How does synthetic data differ from anonymised data?
Anonymised data is real data, but with no connection to a household, or data that has been aggregated in some way.
Synthetic data is fake data that looks like real data. One can add metadata to it, such as low carbon technology ownership or EPC rating and so on.
Of course, one can do that with anonymised data but the challenge comes back to privacy again. The more metadata that is added, the more the privacy of the source data is risked.
With synthetic data, because it looks real but is entirely artificial, the original source can never be identified as its not based on only one source but on all the households in the dataset. As such it is representative.
What are the benefits of synthetic data?
For specific needs such as billing and customer support, obviously real data is needed, but for everything else synthetic data is a great substitute and actually has more benefits as it can be faster to generate without the restrictions around access.
With synthetic data the model can generate multiple, different consumption profiles for the same input, drawing on all the datasets that match those inputs and to a lesser extent those that are close to matching them.
This is important because ultimately every household has a different real profile. We need this because when doing energy planning, we can’t simply use an average but need to understand the behaviours at the individual level to model how to manage them.
Another benefit is because it is generative, one can create one’s own populations of households – and those don’t have to be just of today but what populations might look like in the future.
For example, we can take a population and add say 20% more EVs to generate that future hypothetical scenario, which is something that is hard to do with real data.
The other point is that synthetic data is scalable so we can access entire populations rather than just subsets of them.
What use cases has synthetic data been applied to?
We’ve had a lot of interest in Faraday and so far, although it’s still early days, it is currently being used by a diverse group including researchers, policymakers and system operators.
In addition to the open source release through LF Energy, we also have a variety of external users on our instance of Faraday that we are hosting.
A common use case is to model the grid impacts of different technologies, such as heat pumps and EVs, and how the consumption profiles might change in specific areas.
We have seen it being used for modelling the impact of building new homes in an existing area and how they might lead to constraints on the grid, and for modelling the impacts of smart tariffs and the weather on the grid.
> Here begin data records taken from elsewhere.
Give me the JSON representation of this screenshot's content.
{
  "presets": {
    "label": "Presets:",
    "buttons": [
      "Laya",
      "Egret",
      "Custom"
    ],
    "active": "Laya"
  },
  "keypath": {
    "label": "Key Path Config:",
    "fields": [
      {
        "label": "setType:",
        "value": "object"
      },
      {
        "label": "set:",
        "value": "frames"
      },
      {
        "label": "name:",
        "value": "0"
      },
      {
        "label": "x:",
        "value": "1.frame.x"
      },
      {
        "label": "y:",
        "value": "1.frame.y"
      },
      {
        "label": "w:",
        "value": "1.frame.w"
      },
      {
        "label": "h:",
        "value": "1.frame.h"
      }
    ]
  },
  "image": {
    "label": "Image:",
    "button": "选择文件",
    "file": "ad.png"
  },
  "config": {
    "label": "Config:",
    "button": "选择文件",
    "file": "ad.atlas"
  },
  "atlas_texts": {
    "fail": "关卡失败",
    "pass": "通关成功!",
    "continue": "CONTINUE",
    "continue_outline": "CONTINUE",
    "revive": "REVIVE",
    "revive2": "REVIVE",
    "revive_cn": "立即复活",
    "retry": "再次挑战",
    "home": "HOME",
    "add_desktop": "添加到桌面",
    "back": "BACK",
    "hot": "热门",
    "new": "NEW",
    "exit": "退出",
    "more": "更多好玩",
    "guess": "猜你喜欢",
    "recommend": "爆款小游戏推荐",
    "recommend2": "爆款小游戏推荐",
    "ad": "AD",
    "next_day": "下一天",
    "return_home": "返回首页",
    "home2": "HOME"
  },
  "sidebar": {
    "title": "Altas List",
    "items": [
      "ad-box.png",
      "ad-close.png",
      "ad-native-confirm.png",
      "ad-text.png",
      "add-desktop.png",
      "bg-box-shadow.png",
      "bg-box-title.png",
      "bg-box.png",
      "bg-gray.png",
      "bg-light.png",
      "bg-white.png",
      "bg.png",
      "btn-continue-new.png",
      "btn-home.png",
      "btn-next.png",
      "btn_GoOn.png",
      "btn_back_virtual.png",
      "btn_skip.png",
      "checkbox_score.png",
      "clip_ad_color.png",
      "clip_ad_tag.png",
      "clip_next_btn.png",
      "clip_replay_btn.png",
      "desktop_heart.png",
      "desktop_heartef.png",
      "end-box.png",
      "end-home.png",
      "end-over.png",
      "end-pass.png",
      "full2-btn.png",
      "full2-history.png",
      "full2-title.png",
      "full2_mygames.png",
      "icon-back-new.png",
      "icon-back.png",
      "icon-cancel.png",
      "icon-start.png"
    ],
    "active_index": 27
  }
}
Ultimately the possibilities are endless and we expect to see a diverse range of use cases emerge.
What are the next steps?
The data we have released is probably most useful to researchers who don’t normally have access to smart meter data. We hope with the OpenSynth community that more people will start generating synthetic data and contribute it back to the community and then we will end up with a really diverse data set.
It could be used by utilities, for example, to look at customer profiles that don’t form part of its customer base or in countries where it doesn’t operate.
Companies such as SSEN and UK Power Networks among others have started open data initiatives and the more data that can be made available, the better. But as I’ve mentioned, there are potential privacy challenges with real smart meter data, and it’s unlikely that it could be shared with sufficient metadata to be useful for many modelling scenarios.
And that's what we really like about synthetic data – that we can slice and dice the consumption profiles, and attach different information points.
Since we started this project, we have had a lot of interest and requests for access to the data. Now we are excited to see the benefits to research, policy and infrastructure planning, and the others uses to which the data can be applied – all in support of a successful energy transition.